Of the Umbrians' political and municipal organization little is known. In addition to the city (tota) they seem to have had a larger territorial division in the tribus (trifu, acc.) as we gather from Livy (XXXI.2, "per Umbriam quam tribum Sapiniam vocant"; cf. XXXIII.37) and from the Eugubine Tables ("trifor Tarsinates", VI.B.54). Ancient authors describe the Umbrians as leading effeminate lives, and as closely resembling their Etruscan enemies in their habits (Theopompus, Fragm. 142; Pseudo-Scymnus, 366‑368). It is almost certain that each race influenced and modified the other to a large extent. There is conclusive proof of strong Etruscan influences in Umbria. For instance, they undoubtedly borrowed their alphabet and the art of writing from the Etruscans. Their writing ran from right to left. The alphabet consisted of nineteen letters. It had no separate symbols for O, G, Q; the aspirates and X were wanting; likewise the Etruscan f (8). It also had a symbol peculiar to itself for expressing the sound of palatal k when followed by either e or i. The fact that it is only in towns on the side next Etruria, e.g. Tuder and Iguvium, that a coinage is found indicates that they borrowed the art of minting from that quarter. The Umbrians counted their day from noon to noon. But whether they borrowed this likewise from the Etruscans we do not know (Pliny II.79). In their measuring of land they employed the vorsus, a measure common to them and the Oscans (Frontinus, De Limit. p. 30), 3⅓ of which went to the Roman jugerum.

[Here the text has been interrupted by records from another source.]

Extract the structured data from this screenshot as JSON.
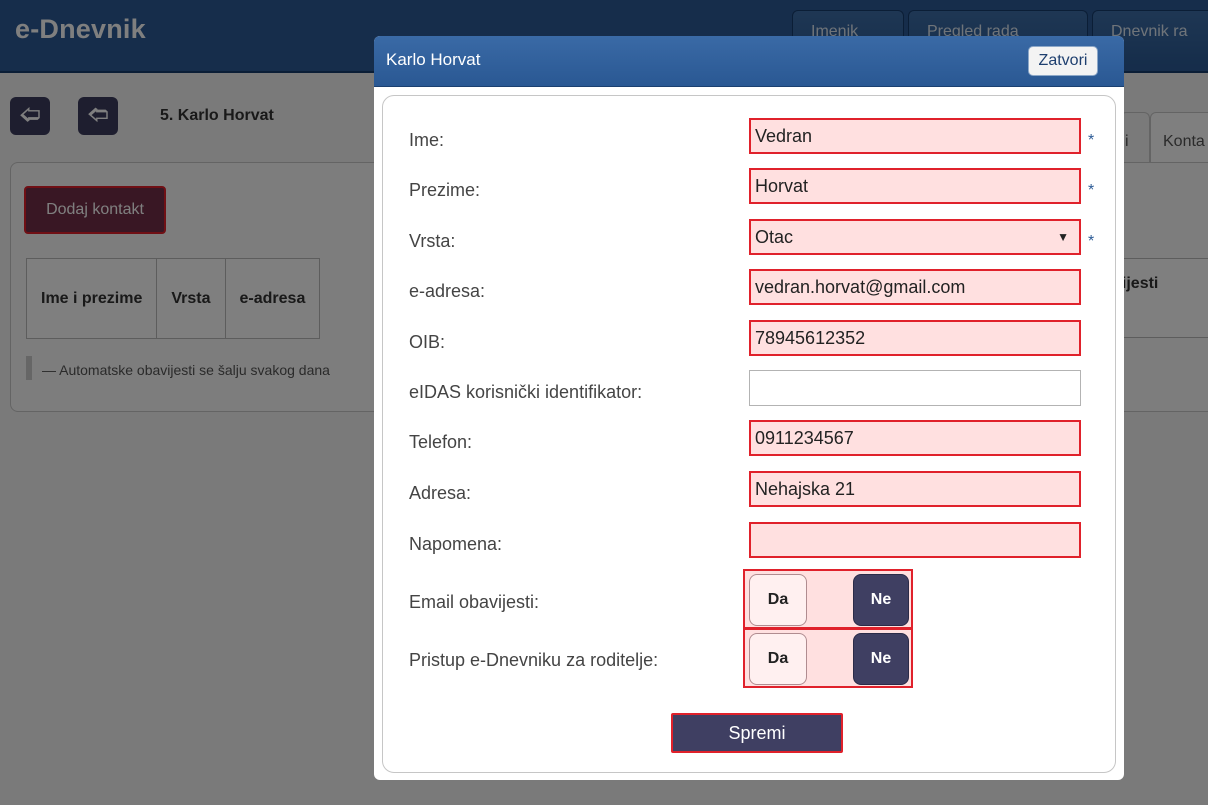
{
  "app": {
    "brand": "e-Dnevnik",
    "nav": [
      "Imenik",
      "Pregled rada",
      "Dnevnik ra"
    ],
    "student_title": "5. Karlo Horvat",
    "prev_icon": "arrow-left-icon",
    "next_icon": "arrow-right-icon",
    "tabs": [
      "i",
      "Konta"
    ],
    "add_contact_label": "Dodaj kontakt",
    "table_headers": [
      "Ime i prezime",
      "Vrsta",
      "e-adresa"
    ],
    "table_header_right": "vijesti",
    "note": "— Automatske obavijesti se šalju svakog dana"
  },
  "modal": {
    "title": "Karlo Horvat",
    "close_label": "Zatvori",
    "fields": {
      "ime": {
        "label": "Ime:",
        "value": "Vedran",
        "required": "*"
      },
      "prezime": {
        "label": "Prezime:",
        "value": "Horvat",
        "required": "*"
      },
      "vrsta": {
        "label": "Vrsta:",
        "value": "Otac",
        "required": "*"
      },
      "email": {
        "label": "e-adresa:",
        "value": "vedran.horvat@gmail.com"
      },
      "oib": {
        "label": "OIB:",
        "value": "78945612352"
      },
      "eidas": {
        "label": "eIDAS korisnički identifikator:",
        "value": ""
      },
      "telefon": {
        "label": "Telefon:",
        "value": "0911234567"
      },
      "adresa": {
        "label": "Adresa:",
        "value": "Nehajska 21"
      },
      "napomena": {
        "label": "Napomena:",
        "value": ""
      }
    },
    "email_notifications": {
      "label": "Email obavijesti:",
      "yes": "Da",
      "no": "Ne",
      "selected": "Ne"
    },
    "parent_access": {
      "label": "Pristup e-Dnevniku za roditelje:",
      "yes": "Da",
      "no": "Ne",
      "selected": "Ne"
    },
    "save_label": "Spremi"
  },
  "colors": {
    "header_blue": "#2c5b96",
    "error_border": "#e0212b",
    "error_fill": "#ffe0e0",
    "button_dark": "#3f3f62"
  }
}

See Strabo bk. V; T. E. Peet, The Stone and Bronze Ages of Italy and Sicily (Oxford, 1909), pp. 492‑510; B. V. Head, Historia numorum (Oxford, 1887); B. Nissen, Italische Landeskunde; Bücheler, Umbrica (1883); R. S. Conway, Italic Dialects.
2. The modern territorial division is situated in the middle of the peninsula, between Tuscany and the Marches on the N. and E., and Rome and the Abruzzi on the S. and W., and comprising the one province of Perugia, with an area of 3748 sq. m.; pop. (1901), 675,352. Umbria and the two provinces of Ancona and Pesaro and Urbino taken together form an area slightly more extensive than that of the sixth region of Augustus. The surface is mountainous, but affords good pasture, and there are numerous fertile valleys. Many treasures of art and architecture are preserved, and Umbria is in this respect one of the most interesting regions of Italy (see Perugia). Modern Umbria formed down to 1860 a part of the States of the Church.
Two main lines of railway run through the territory. That from Florence to Rome skirts the borders of the province on the west, running north and south, while the Rome-Ancona runs across the province from north-east to south-west. The cross communication is given by three branch lines. In the north a narrow gauge line from Arezzo to Fossato passes through Gubbio.c Perugia, the capital of the province, stands on the line from Terontola to Foligno, while on the extreme south a line passing through Rieti and Aquila, and ultimately reaching Sulmona, starts from Terni on the Rome-Ancona.